As a rule, when I start the new year, even though it’s not a new school year, I tend to approach each class as a new start. Well, not with my worst class, I expect them to be bad.

Today they weren’t, but the so-called “higher level” half of them were and I’m not sure what that means.

It could be that because my expectations were so low for them, I abandoned any pretense of trying to do anything fun. My colleague had plans for games and sundry activities. I started with a plan to do an activity (albeit not a fun one) and then changed plans and did something a lot simpler.

The students were reasonably quiet and did the work. Granted, for some of them “doing the work” means waiting until someone smarter finishes and then copying their paper.
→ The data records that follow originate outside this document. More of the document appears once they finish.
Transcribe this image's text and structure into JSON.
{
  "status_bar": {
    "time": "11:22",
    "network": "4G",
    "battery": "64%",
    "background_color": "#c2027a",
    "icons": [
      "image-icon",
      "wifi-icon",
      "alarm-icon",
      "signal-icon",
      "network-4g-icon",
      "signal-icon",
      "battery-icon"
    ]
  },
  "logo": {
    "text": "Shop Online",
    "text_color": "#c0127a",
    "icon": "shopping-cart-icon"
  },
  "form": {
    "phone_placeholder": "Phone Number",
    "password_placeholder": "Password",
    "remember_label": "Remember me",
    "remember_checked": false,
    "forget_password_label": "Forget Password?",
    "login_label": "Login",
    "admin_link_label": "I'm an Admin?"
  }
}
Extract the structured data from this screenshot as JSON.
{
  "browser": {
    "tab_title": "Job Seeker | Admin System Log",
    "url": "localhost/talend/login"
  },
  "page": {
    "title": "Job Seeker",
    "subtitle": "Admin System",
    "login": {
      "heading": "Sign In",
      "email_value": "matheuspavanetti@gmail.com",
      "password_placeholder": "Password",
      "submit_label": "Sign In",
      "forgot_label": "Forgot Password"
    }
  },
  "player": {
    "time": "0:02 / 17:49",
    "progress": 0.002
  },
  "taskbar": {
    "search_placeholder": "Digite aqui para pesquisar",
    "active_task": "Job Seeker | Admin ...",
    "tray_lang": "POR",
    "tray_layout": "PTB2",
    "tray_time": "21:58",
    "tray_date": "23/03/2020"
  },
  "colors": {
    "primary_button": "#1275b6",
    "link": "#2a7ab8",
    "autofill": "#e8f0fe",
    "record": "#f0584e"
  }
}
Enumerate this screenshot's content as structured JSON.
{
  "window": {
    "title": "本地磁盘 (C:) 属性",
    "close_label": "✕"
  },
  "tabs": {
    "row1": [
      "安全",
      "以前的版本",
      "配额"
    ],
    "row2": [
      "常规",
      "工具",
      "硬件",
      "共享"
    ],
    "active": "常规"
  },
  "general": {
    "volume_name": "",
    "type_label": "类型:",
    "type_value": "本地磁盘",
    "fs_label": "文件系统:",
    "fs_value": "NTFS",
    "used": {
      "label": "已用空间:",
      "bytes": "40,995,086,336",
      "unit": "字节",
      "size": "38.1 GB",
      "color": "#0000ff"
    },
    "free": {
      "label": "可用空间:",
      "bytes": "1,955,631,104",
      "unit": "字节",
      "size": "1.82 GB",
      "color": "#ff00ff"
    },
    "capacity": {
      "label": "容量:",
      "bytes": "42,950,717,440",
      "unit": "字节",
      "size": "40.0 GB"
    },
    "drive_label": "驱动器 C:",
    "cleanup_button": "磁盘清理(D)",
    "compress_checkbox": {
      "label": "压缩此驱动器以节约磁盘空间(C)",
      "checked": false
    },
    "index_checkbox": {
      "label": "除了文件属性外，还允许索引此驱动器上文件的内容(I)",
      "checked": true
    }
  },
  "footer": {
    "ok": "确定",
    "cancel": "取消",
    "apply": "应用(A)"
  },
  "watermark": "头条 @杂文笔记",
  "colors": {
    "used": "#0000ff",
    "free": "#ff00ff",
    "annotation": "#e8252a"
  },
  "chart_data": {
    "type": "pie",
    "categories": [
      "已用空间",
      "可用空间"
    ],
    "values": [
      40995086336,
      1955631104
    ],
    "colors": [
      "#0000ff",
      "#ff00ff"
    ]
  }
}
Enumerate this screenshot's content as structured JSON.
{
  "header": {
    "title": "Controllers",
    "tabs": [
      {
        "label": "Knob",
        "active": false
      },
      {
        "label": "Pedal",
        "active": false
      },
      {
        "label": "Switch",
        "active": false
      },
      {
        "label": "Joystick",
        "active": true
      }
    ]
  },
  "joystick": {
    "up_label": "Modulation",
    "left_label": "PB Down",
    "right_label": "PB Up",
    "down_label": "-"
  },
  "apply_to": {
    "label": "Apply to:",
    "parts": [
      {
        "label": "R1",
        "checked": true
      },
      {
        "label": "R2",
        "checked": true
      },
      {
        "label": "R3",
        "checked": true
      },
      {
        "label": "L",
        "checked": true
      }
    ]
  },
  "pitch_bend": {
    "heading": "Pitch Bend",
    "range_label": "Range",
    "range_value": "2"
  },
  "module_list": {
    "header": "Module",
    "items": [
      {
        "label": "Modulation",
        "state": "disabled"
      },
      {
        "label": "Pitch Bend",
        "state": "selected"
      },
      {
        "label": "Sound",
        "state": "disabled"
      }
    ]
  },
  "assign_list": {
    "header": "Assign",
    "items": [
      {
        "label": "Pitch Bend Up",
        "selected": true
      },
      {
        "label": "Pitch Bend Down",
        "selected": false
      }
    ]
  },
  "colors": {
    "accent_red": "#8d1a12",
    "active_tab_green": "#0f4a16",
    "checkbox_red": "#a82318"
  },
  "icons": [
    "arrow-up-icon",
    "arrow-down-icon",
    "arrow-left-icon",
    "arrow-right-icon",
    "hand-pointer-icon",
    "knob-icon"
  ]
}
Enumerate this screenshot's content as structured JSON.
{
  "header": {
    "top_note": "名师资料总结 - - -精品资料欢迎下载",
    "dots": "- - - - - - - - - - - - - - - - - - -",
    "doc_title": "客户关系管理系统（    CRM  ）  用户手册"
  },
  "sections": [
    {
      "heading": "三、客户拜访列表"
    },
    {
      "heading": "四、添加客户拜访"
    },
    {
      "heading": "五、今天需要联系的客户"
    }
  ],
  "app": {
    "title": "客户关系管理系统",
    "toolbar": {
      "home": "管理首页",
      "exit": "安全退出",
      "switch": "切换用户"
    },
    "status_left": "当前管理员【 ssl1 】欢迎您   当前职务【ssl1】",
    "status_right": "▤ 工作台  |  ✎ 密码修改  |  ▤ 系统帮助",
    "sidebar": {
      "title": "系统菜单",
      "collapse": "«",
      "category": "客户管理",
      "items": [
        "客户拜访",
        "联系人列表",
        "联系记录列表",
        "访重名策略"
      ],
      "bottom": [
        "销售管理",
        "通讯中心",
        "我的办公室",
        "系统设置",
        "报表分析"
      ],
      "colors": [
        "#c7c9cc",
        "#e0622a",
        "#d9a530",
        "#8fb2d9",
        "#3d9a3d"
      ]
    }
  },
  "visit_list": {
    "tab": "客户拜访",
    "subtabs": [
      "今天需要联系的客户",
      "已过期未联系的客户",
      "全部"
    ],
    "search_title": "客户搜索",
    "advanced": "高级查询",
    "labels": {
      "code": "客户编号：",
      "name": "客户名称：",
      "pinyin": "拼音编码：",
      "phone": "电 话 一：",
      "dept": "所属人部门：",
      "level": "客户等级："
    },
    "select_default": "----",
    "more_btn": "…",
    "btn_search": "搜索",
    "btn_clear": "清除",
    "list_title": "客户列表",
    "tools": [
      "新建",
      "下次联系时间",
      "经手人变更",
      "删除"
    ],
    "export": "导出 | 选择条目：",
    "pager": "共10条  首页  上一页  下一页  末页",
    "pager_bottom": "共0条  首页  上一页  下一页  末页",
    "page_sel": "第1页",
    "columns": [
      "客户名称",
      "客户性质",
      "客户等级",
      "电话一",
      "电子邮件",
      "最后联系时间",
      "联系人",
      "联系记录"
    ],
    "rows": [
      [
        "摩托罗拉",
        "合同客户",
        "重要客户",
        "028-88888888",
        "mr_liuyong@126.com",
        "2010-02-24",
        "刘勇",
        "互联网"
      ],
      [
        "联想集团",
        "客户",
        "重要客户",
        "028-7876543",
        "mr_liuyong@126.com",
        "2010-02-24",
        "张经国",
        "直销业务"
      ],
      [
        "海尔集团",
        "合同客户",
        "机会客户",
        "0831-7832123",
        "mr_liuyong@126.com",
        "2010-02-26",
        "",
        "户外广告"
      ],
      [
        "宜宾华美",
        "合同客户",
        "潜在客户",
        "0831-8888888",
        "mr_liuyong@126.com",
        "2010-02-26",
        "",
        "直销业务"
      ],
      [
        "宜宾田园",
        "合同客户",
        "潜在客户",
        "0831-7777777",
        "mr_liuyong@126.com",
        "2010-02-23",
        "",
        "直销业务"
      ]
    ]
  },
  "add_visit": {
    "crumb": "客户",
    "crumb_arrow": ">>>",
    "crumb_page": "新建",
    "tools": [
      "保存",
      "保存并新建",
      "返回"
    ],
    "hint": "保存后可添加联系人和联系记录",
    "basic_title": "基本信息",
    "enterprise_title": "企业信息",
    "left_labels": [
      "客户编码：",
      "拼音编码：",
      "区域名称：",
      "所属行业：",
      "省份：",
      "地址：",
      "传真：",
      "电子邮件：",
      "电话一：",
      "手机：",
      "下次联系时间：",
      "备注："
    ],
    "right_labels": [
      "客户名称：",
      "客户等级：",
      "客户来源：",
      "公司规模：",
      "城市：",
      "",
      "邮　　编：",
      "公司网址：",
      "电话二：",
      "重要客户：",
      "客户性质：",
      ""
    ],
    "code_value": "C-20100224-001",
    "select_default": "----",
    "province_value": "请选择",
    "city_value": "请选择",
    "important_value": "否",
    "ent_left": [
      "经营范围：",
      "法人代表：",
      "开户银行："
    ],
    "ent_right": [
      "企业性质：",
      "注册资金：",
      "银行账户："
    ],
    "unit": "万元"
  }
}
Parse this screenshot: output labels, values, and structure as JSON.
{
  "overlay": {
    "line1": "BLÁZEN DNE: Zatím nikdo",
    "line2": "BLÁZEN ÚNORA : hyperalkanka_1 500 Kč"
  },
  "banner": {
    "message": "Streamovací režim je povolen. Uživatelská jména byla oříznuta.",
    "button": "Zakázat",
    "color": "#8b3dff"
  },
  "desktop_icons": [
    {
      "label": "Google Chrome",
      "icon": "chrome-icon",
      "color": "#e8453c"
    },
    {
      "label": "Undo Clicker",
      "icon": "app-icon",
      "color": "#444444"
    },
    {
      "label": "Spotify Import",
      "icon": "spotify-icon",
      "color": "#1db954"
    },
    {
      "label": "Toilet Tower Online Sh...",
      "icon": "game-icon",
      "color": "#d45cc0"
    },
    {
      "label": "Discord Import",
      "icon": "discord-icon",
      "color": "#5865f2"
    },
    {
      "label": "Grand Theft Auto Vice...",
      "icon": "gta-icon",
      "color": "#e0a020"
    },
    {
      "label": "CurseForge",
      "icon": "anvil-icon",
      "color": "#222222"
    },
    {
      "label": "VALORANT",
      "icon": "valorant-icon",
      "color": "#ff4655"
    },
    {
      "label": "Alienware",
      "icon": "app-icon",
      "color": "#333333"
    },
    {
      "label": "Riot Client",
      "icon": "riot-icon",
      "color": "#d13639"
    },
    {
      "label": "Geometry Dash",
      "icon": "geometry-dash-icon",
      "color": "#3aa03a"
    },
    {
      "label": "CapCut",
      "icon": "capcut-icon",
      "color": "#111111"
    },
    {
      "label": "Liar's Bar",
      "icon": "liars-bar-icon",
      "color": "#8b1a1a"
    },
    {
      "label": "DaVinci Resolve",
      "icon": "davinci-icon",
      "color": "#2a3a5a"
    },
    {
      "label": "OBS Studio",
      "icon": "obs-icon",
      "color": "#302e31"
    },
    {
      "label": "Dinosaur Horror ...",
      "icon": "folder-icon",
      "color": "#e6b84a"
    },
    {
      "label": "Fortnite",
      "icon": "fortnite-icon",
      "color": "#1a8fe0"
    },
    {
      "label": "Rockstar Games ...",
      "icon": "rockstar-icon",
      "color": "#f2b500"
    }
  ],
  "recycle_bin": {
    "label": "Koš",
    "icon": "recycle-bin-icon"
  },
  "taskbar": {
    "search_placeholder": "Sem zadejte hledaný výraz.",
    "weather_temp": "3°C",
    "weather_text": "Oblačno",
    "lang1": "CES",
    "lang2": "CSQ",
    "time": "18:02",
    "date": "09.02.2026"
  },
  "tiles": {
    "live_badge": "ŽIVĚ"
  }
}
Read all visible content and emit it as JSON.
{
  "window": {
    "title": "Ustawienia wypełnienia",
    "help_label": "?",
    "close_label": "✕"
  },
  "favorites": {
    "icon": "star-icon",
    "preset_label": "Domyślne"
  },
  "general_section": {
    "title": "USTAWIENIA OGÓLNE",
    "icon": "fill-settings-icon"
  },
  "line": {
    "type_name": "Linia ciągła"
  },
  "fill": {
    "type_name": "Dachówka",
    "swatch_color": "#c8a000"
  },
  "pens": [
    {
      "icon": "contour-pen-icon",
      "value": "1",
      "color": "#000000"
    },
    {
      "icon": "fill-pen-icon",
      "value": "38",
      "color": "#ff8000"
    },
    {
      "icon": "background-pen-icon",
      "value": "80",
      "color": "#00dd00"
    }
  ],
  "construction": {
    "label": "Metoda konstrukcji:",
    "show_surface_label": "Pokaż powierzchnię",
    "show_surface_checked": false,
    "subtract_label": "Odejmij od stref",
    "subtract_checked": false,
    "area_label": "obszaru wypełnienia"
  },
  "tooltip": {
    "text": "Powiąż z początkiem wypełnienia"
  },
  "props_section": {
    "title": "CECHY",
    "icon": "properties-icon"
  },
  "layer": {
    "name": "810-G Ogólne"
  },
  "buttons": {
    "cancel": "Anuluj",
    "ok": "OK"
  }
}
They did this today even though the answers were supposed to come via an interview which makes it look like a lot of my students are actually the same person with different faces. (This actually explains a lot.)

Because I came in with low expectations I was worried when it appeared as if they would all finish sooner than I expected, which meant some of them would never finish. Luckily, their natural distraction took over and the worst students slowed down.

They did spend most of the class testing me, though. One refused to stand at first during the warm up; one started using bad Japanese words until he realized I understood and then he stopped; one tried calling me “Mr. Jason” which is their old nickname for me; the one who refused to stand up thought he’d get away without showing his print. Then he seemed to remember what happened the last time he tried that and quickly copied someone else’s answers (adding yet another face to the one student).

As classes with my worst class go, it wasn’t a bad day. My colleague, though, had lots of trouble. Her students wouldn’t listen to the game rules and she didn’t finish everything she’d planned. It’s an odd day in deed when I’m happy with my class and she’s not.